11 I am no longer in the world; and yet they themselves are in the world, and I come to You. Holy Father, keep them in Your name, the name which You have given Me, that they may be one even as We are. 12 While I was with them, I was keeping them in Your name which You have given Me; and I guarded them and not one of them perished but the son of perdition, so that the Scripture would be fulfilled. 13 But now I come to You; and these things I speak in the world so that they may have My joy made full in themselves.14 I have given them Your word; and the world has hated them, because they are not of the world, even as I am not of the world. 15 I do not ask You to take them out of the world, but to keep them from the evil one. 16 They are not of the world, even as I am not of the world.
Jesus is preparing to be “plucked” from this world. After this prayer in John, He is arrested and the path to the cross begins for Him. As we saw previously, Jesus’ prayer here is for the believers in His name, as Jesus the Christ, Son of the Living God. The name that Jesus speaks of in 11 refers to a surname, a family name. He isn’t talking about the name of Jesus, or even the word “Christ,” but rather what He is saying that as God the Father and the Son are of the same family, those who believed and came to Jesus have remained in the family. You see, as we enter the Kingdom of God, we don’t just become a serf living on the banks of the moat, but we become part of the Royal Family. We take on the name, the coat of arms per se of God. We represent the King.
Did you catch what Jesus says in verse 12? The word “perish” can be a bit misleading. The original text here doesn’t refer to physical death (funny though how He had not been actually betrayed yet though, isn’t it?), but rather He is speaking of one who is lost. The son of perdition is referred to as Judas Iscariot who will soon bring about the arrest of Jesus. Let’s back up a second though; what does He mean that He “guarded them”? He prevented the believers from falling away and getting lost. We have read before that Jesus is called the Great Shepherd. This analogy is yet again seen here, that Jesus kept all of His sheep protected and together so none would be “lost,” except of course the one who was supposed to “lose his way” in order for prophecy to be fulfilled. This adds to my theory about if we can truly “fall out of faith” on our own. Jesus has the power to prevent that from happening. In fact, it seems here like He allowed it to happen to serve His purpose.
I’m curious if Jesus meant a play on words between 12 and 13, or if it is just the same word used for both instances in the Greek. We assume that Jesus usually spoke in either Hebrew or Aramaic since they were the spoken Jewish tongues of the time, even though the New Testament was written in Greek as the common trade language. The word used for the fulfillment of prophecy in verse 12 is the same word used in 13 to indicate the fulfillment of joy in the disciples.
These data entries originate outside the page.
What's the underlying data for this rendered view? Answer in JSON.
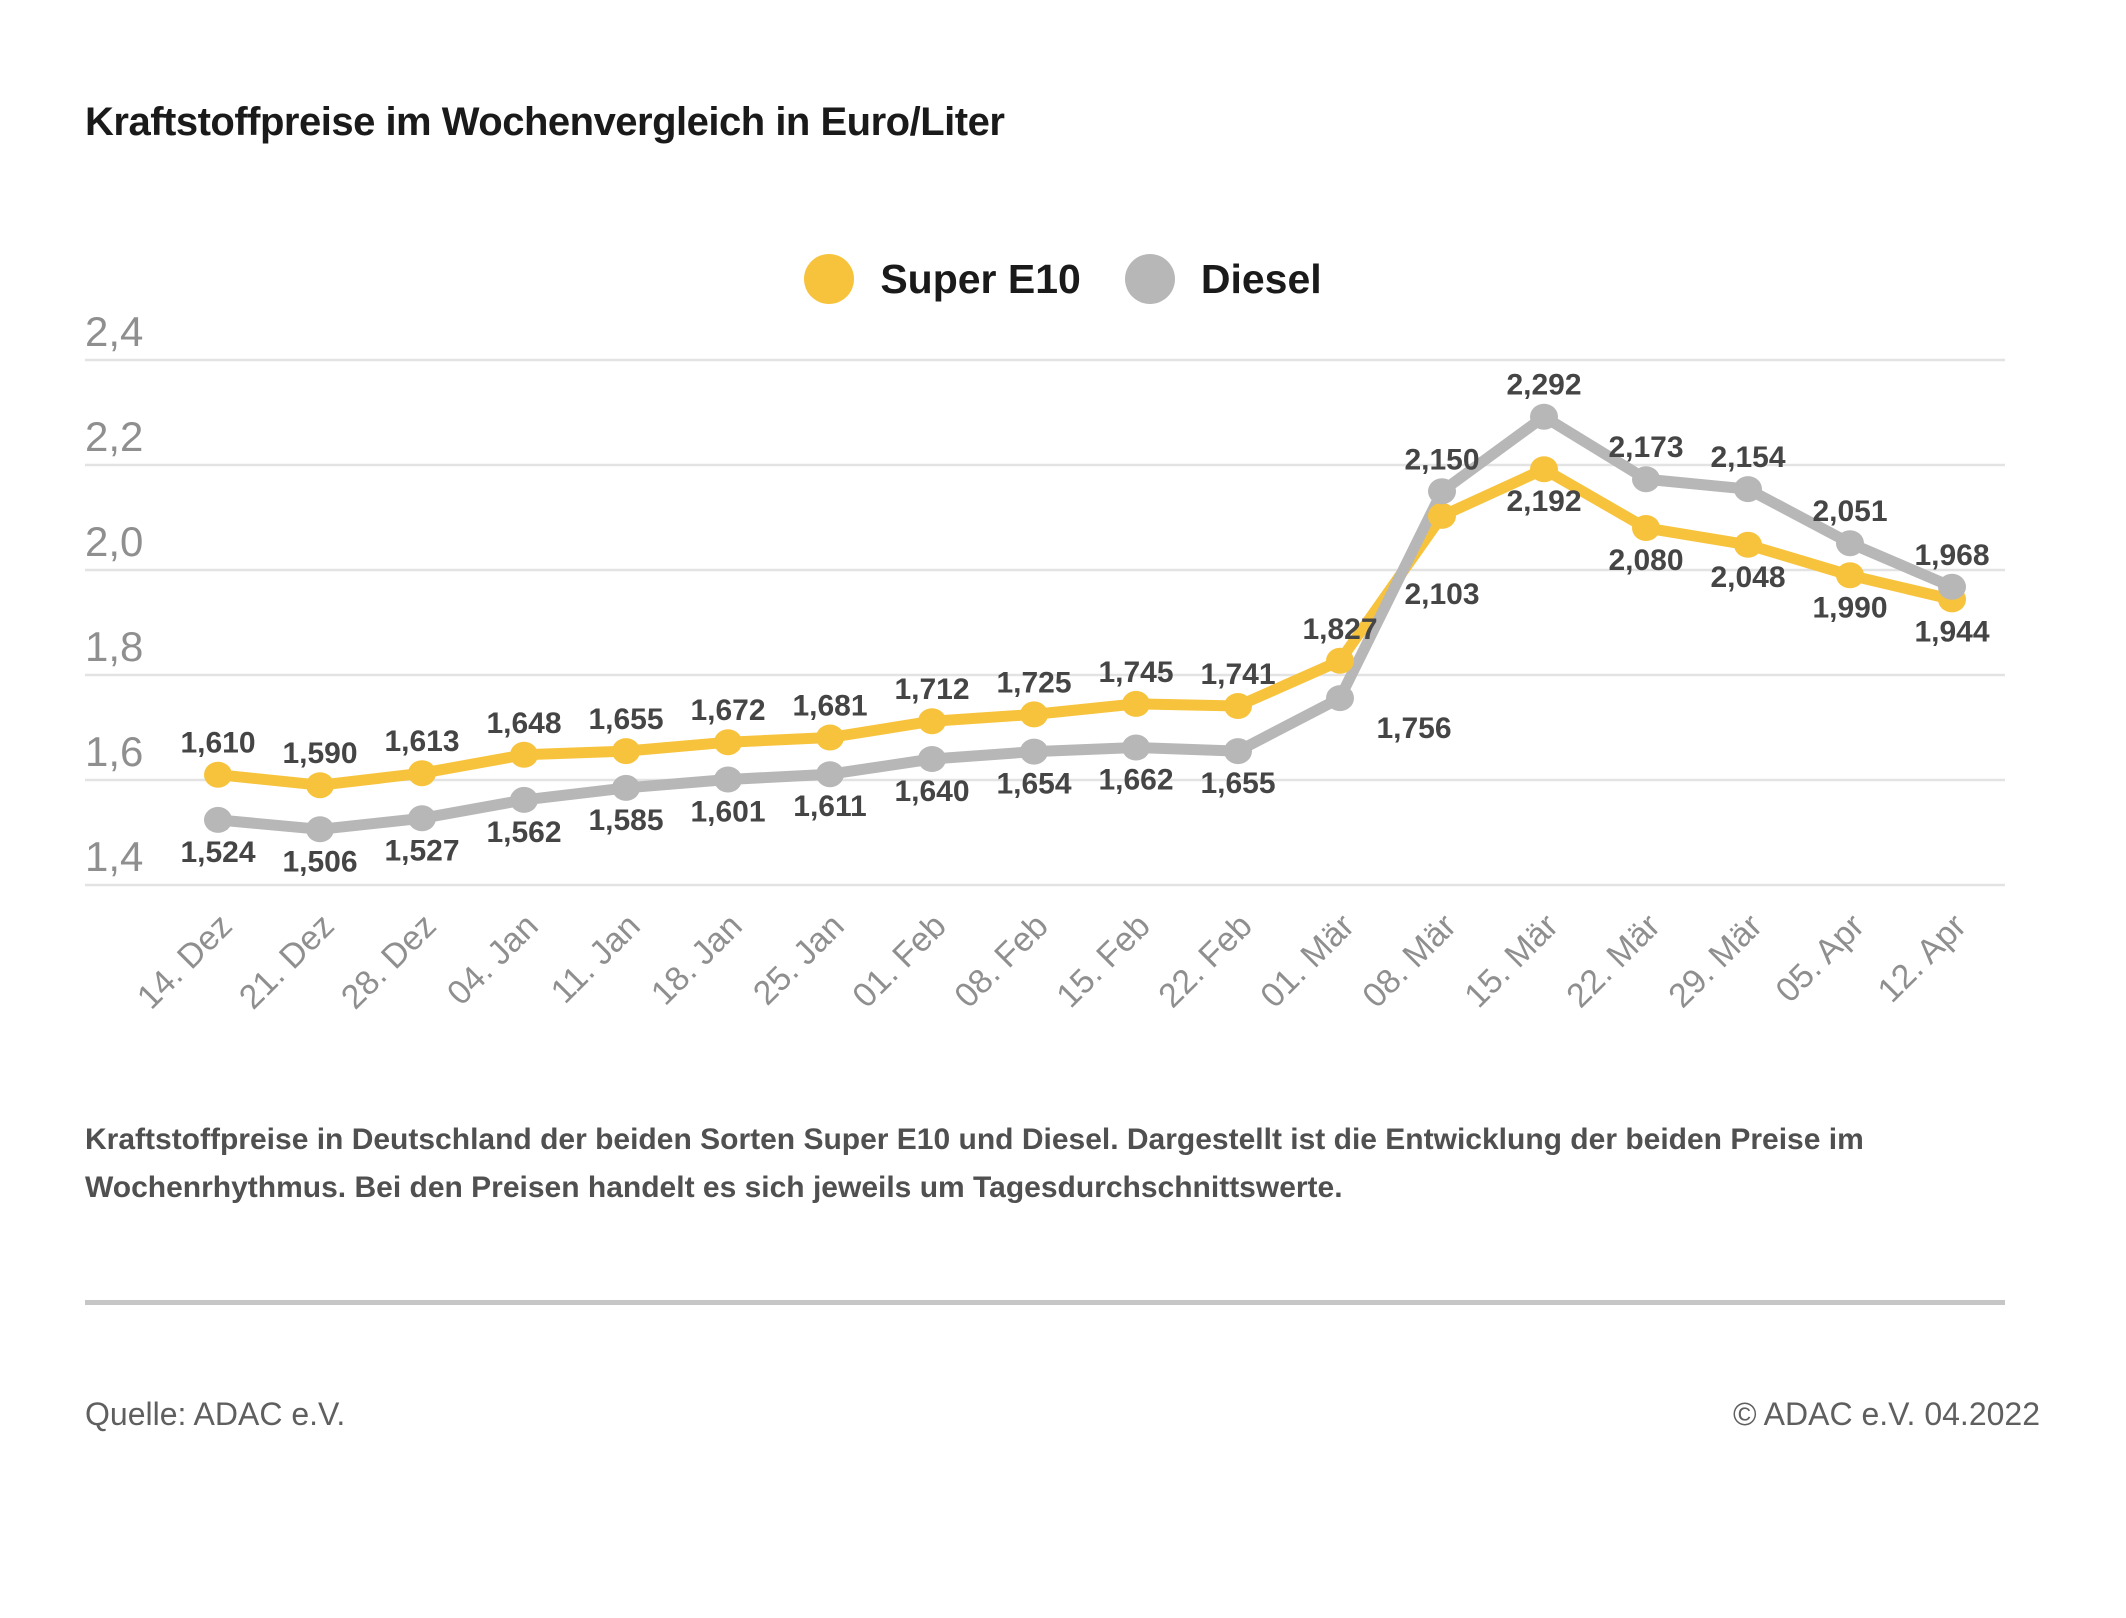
{
  "title": "Kraftstoffpreise im Wochenvergleich in Euro/Liter",
  "legend": {
    "items": [
      {
        "label": "Super E10",
        "color": "#F8C33C"
      },
      {
        "label": "Diesel",
        "color": "#B7B7B7"
      }
    ]
  },
  "chart_data": {
    "type": "line",
    "title": "Kraftstoffpreise im Wochenvergleich in Euro/Liter",
    "unit": "Euro/Liter",
    "grid": true,
    "legend_position": "top-center",
    "categories": [
      "14. Dez",
      "21. Dez",
      "28. Dez",
      "04. Jan",
      "11. Jan",
      "18. Jan",
      "25. Jan",
      "01. Feb",
      "08. Feb",
      "15. Feb",
      "22. Feb",
      "01. Mär",
      "08. Mär",
      "15. Mär",
      "22. Mär",
      "29. Mär",
      "05. Apr",
      "12. Apr"
    ],
    "y_axis": {
      "min": 1.4,
      "max": 2.4,
      "tick_values": [
        1.4,
        1.6,
        1.8,
        2.0,
        2.2,
        2.4
      ],
      "tick_labels": [
        "1,4",
        "1,6",
        "1,8",
        "2,0",
        "2,2",
        "2,4"
      ]
    },
    "series": [
      {
        "name": "Super E10",
        "color": "#F8C33C",
        "values": [
          1.61,
          1.59,
          1.613,
          1.648,
          1.655,
          1.672,
          1.681,
          1.712,
          1.725,
          1.745,
          1.741,
          1.827,
          2.103,
          2.192,
          2.08,
          2.048,
          1.99,
          1.944
        ],
        "point_labels": [
          "1,610",
          "1,590",
          "1,613",
          "1,648",
          "1,655",
          "1,672",
          "1,681",
          "1,712",
          "1,725",
          "1,745",
          "1,741",
          "1,827",
          "2,103",
          "2,192",
          "2,080",
          "2,048",
          "1,990",
          "1,944"
        ],
        "label_side": [
          "above",
          "above",
          "above",
          "above",
          "above",
          "above",
          "above",
          "above",
          "above",
          "above",
          "above",
          "above",
          "below-far",
          "below",
          "below",
          "below",
          "below",
          "below"
        ]
      },
      {
        "name": "Diesel",
        "color": "#B7B7B7",
        "values": [
          1.524,
          1.506,
          1.527,
          1.562,
          1.585,
          1.601,
          1.611,
          1.64,
          1.654,
          1.662,
          1.655,
          1.756,
          2.15,
          2.292,
          2.173,
          2.154,
          2.051,
          1.968
        ],
        "point_labels": [
          "1,524",
          "1,506",
          "1,527",
          "1,562",
          "1,585",
          "1,601",
          "1,611",
          "1,640",
          "1,654",
          "1,662",
          "1,655",
          "1,756",
          "2,150",
          "2,292",
          "2,173",
          "2,154",
          "2,051",
          "1,968"
        ],
        "label_side": [
          "below",
          "below",
          "below",
          "below",
          "below",
          "below",
          "below",
          "below",
          "below",
          "below",
          "below",
          "below-right",
          "above",
          "above",
          "above",
          "above",
          "above",
          "above"
        ]
      }
    ]
  },
  "description": {
    "line1": "Kraftstoffpreise in Deutschland der beiden Sorten Super E10 und Diesel. Dargestellt ist die Entwicklung der beiden Preise im",
    "line2": "Wochenrhythmus. Bei den Preisen handelt es sich jeweils um Tagesdurchschnittswerte."
  },
  "footer": {
    "source": "Quelle: ADAC e.V.",
    "copyright": "© ADAC e.V. 04.2022"
  }
}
This is referring to the coming of the Holy Spirit which Jesus spoke of to the disciples in chapter 16.
In John 15:18-27 Jesus spoke of the world hating the followers of Christ because they are not of the world and because the world hates Him, they will hate them as well. I find it quite interesting that “Your word” here is the same word that is used in the beginning of John to describe Jesus as “The Word.” Jesus gave Himself. He gave the truth of God to the disciples. I think it is easy for us to confuse what this truly means because in English, “word” can mean different things. We call Jesus “The Word” and we also refer to the bible as “The Word of God,” yet we also use it so mean “spoken word.” Logos, the Greek term used here refers to the embodiment of something. When we speak of language, we think it is mere communication but in reality our language reveals much more than that. It reveals who we truly are. Jesus here is saying that He related to the believers, those who have earnestly sought out God and His revelation of truth, the essence of God. Jesus, the embodiment and essence of God on earth, the open door to His Kingdom revealed it all to the disciples. We read not too long ago that they didn’t finally get it until just now.
Jesus recognizes that we have a purpose here on earth. He recognized His own purpose. This is why He specifies that we aren’t to be taken out of this world, but rather preserved in it to carry out the mission to which He has called us. The word “keep” that Jesus uses here is the same word that is used in verse 12 when Jesus refers to guarding the believers. Jesus is praying for the preservation of believers in the exact same way that He preserved them while He walked the earth: with the power of the Holy Spirit.
Are you living of the world today? Have you asked God to preserve and protect you by the Holy Spirit? Where do you need protection from the evil of this world?